Great Plains Restoration Council (GPRC) works to restore and protect our shattered prairies and plains through developing youth leaders in Ecological Health. Protecting wild nature is a matter of public health, and participating hands-on in its recovery offers therapeutic modalities for many social and physical ills. The Buffalo Commons has always meant a renewal of health for people and nature on the Great Plains.

GPRC became a non-profit in October 1999, and is headquartered in Fort Worth, Texas, with additional operations in Thunder Valley, South Dakota on Pine Ridge Indian Reservation.
Great Plains Restoration Council was founded out of the awareness that the violence that people do to each other mirrors the violence that people do to the Earth. GPRC works to bring people of all colors, cultures and communities together to help heal themselves through healing the Earth.
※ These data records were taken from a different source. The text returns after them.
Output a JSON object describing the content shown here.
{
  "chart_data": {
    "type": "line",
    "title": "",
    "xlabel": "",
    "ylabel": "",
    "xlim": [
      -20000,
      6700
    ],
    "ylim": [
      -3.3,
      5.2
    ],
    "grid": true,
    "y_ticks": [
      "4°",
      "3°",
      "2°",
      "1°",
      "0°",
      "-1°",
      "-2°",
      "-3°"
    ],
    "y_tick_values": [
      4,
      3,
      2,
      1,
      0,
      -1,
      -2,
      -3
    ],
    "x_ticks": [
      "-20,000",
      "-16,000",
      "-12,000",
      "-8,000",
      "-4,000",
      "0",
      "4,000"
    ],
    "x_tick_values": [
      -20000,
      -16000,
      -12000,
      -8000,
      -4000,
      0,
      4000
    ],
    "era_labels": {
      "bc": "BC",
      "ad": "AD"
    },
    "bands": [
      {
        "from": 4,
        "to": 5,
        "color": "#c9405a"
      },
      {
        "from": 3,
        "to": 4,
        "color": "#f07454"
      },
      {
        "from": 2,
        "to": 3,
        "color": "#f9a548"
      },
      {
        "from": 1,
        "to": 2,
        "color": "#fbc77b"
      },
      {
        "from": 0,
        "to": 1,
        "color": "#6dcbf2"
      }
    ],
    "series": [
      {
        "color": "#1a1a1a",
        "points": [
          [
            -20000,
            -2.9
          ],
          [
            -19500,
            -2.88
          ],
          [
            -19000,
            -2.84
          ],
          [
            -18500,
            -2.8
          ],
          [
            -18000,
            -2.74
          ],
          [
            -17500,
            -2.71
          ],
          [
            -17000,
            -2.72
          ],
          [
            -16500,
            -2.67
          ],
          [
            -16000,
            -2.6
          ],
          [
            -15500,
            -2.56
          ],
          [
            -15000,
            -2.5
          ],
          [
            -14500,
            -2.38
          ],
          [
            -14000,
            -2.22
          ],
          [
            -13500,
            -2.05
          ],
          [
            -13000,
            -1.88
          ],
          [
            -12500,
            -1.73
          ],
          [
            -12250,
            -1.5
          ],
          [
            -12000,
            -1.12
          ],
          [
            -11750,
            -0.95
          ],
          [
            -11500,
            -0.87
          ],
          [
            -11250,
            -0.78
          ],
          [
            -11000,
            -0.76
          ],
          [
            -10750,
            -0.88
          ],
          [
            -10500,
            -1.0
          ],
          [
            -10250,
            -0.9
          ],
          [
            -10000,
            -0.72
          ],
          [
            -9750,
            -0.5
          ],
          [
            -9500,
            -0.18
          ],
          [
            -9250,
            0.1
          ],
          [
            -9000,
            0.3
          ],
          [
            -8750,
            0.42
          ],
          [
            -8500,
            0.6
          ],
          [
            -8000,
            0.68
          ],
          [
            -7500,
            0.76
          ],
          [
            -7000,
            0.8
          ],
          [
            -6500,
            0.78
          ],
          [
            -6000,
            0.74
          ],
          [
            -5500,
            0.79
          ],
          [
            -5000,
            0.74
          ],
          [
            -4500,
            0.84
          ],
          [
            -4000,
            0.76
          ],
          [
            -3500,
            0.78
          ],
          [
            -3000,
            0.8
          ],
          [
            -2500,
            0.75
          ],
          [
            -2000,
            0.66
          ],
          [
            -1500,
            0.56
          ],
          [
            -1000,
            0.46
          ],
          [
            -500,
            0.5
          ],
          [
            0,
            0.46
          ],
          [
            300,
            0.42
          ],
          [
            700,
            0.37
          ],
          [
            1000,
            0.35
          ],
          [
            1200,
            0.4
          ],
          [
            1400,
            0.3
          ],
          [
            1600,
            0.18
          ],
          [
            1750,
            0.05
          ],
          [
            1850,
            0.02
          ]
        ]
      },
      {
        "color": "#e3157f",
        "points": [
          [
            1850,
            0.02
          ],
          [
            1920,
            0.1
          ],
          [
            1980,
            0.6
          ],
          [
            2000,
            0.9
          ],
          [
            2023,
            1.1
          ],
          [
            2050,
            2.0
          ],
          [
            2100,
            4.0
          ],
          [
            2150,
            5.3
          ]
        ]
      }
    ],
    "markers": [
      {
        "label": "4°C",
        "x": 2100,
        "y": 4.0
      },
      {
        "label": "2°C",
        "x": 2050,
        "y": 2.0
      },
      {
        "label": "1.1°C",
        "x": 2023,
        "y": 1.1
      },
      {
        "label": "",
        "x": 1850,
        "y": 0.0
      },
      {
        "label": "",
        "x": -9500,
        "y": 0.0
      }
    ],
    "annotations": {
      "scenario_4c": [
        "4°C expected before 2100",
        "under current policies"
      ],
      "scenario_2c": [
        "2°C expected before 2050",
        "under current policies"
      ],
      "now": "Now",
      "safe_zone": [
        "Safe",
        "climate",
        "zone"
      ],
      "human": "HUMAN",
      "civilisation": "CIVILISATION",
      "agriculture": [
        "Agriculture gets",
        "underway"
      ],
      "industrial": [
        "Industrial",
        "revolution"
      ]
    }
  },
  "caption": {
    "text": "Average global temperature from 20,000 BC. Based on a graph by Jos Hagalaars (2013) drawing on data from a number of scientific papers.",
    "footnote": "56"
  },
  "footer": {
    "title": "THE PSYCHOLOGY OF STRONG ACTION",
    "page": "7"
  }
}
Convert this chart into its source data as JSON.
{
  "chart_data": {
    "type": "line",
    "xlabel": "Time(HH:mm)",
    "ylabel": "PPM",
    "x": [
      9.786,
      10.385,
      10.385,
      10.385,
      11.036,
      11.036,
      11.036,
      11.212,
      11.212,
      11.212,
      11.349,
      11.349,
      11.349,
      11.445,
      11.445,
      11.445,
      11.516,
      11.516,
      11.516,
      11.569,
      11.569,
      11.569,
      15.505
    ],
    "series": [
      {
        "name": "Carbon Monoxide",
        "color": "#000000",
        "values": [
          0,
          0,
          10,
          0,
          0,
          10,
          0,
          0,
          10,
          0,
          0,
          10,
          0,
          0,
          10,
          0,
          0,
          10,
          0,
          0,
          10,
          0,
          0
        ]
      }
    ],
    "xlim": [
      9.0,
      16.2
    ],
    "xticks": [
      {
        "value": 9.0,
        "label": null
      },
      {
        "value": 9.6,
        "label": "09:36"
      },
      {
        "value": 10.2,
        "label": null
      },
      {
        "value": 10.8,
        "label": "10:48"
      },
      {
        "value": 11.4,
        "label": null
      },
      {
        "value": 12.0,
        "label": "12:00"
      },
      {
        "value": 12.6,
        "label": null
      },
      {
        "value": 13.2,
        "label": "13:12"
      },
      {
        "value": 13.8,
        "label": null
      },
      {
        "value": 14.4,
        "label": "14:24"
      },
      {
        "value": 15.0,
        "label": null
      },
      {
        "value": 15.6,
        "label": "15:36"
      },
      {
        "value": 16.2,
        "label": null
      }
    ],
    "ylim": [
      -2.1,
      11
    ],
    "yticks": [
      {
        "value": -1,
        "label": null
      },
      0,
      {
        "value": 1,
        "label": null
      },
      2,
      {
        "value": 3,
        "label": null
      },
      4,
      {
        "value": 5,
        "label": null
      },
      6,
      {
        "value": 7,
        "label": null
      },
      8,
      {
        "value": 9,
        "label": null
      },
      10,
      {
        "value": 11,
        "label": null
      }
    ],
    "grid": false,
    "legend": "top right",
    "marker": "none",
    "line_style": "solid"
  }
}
Based in Fort Worth, Texas, with an additional office on Pine Ridge Indian Reservation in South Dakota, GPRC is the main founder of the Ecological Health movement, which is the next evolution beyond Environmental Justice, and defined as
“the interdependent health of humans, animals and ecosystems.”
By blending social work with ecological recovery protection, GPRC works to heal both social and ecological devastation at the same time. Through its award-winning Plains Youth InterACTION program, inner city and American Indian youth leaders work to protect and restore new prairie wilderness, and learn to take care of their own health and that of our communities at the same time, all interconnected.
GPRC has so far protected two prairie and plains reserves: 4600 acres adjacent to Badlands National Park in South Dakota and 2,000 acres of critically endangered urban tallgrass prairie wilderness in Fort Worth, TX.